В. Непомнящий показывает, как в структуре пушкинских вещей сквозит сказка. Это так, хотя едва ли дело в«изучении зрелым мастером» того, что позднее было названо поэтикой и морфологией сказки. До сказки уже был сказ языка с его широкой правдой. Прежде чудесных перипетий сказки, заранее вмещая их, расположилась «структура» самого по себе слова как славы. Поэтому «миф и слух» для Пушкина были«более реальны чем твердый и статичный факт» (435): само слово – исконный сказ и сюжет сюжетов. Сорвавшись с кончика языка, оно свободно говорит о вольном мире чуть раньше приговора судьбы.«Представь себе ее [судьбу] огромной обезьяной, которой дана полная воля. Кто посадит ее на цепь? не ты, не я, никто» (из письма Пушкина к Вяземскому). Непомнящий не поясняет загадочный контрапункт к этому месту из набросков Пушкина о народной драме: «Драматический поэт, беспристрастный как судьба…» Поэт подвластен судьбе и он же в конце концов опережает ее в своем «пламенном бесстрастии», берет ее в светлый круг слова. Зачем? чтобы дублировать ее? не нравственнее ли было бы негодовать и возмущаться? Спрашивающие так не задумываются над тем, что прежде чем стать нравственным человек должен был увидеть себя свободным.

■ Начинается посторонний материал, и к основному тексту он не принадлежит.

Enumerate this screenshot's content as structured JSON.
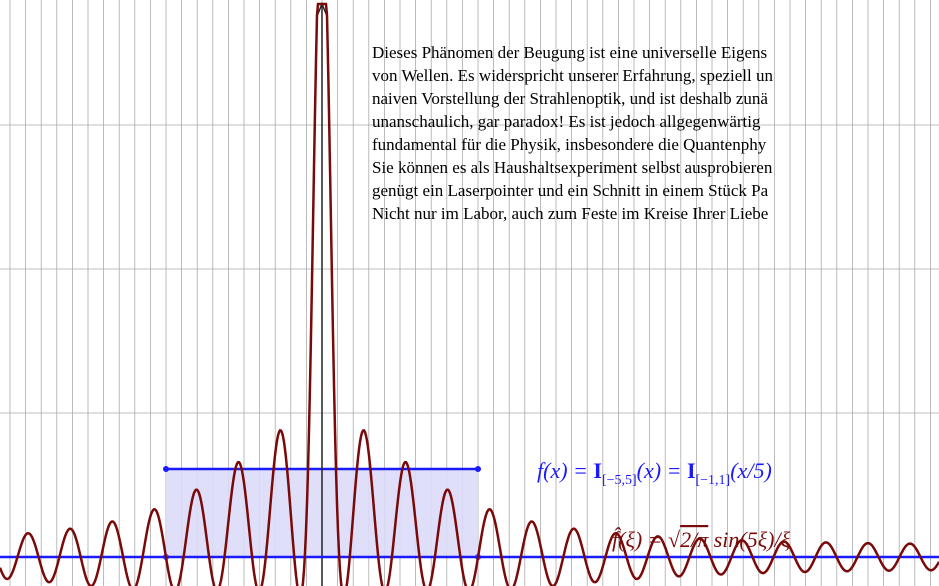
{
  "paragraph": [
    "Dieses Phänomen der Beugung ist eine universelle Eigens",
    "von Wellen. Es widerspricht unserer Erfahrung, speziell un",
    "naiven Vorstellung der Strahlenoptik, und ist deshalb zunä",
    "unanschaulich, gar paradox! Es ist jedoch allgegenwärtig",
    "fundamental für die Physik, insbesondere die Quantenphy",
    "Sie können es als Haushaltsexperiment selbst ausprobieren",
    "genügt ein Laserpointer und ein Schnitt in einem Stück Pa",
    "Nicht nur im Labor, auch zum Feste im Kreise Ihrer Liebe"
  ],
  "formula_f": {
    "lhs": "f(x) = ",
    "indicator": "I",
    "sub1": "[−5,5]",
    "mid": "(x) = ",
    "sub2": "[−1,1]",
    "end": "(x/5)"
  },
  "formula_fhat": {
    "lhs": "f̂(ξ) = ",
    "root": "√",
    "radicand": "2/π",
    "rest": " sin(5ξ)/ξ"
  }
}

Важным наблюдениям о вольности поэтического слова, оно «пространство между небом и землей», противоречит желание исследователя искать в пушкинских текстах чуть ли не нравственные предписания. Конечно, ничто не мешает прочесть пушкинский роман в стихах как «систему ценностей» и выявить в нем«иерархию нравственных истин». Однако поиски зашифрованной в поэзии морали неизбежно разбиваются о хлесткое – наотмашь – замечание Пушкина к словам П. А. Вяземского о том, что Вольтер не был ни гонителем добродетели, ни льстецом порока: «Господи Суси! какое дело поэту до добродетели и порока? разве их одна поэтическая сторона». Или совсем просто: «Подите прочь – какое дело поэту мирному (!) до вас».
Хорошо, что продолжающаяся книга Непомнящего не претендует на окончательность. В ней запасены впрок умолчания и вопросы. Дело явно не в том чтобы окончательно исчерпать пересчет смысловых возможностей, предложенных пушкинским текстом. Можно конечно согласиться с тем, что нравственная редукция, выявляя например в печальном конце Додона наказание за нанесенные смолоду обиды соседям, а в ворчании Онегина на своего дядю подброшенный автором с самого начала ключ к пониманию мертвенного бездушия своего героя, удовлетворяет в наше скудное время тоске по нравственности. Непомнящего должно было бы насторожить однако то, с какой легкостью при каждом новом морализирующем толковании концы почти сразу сходятся с концами.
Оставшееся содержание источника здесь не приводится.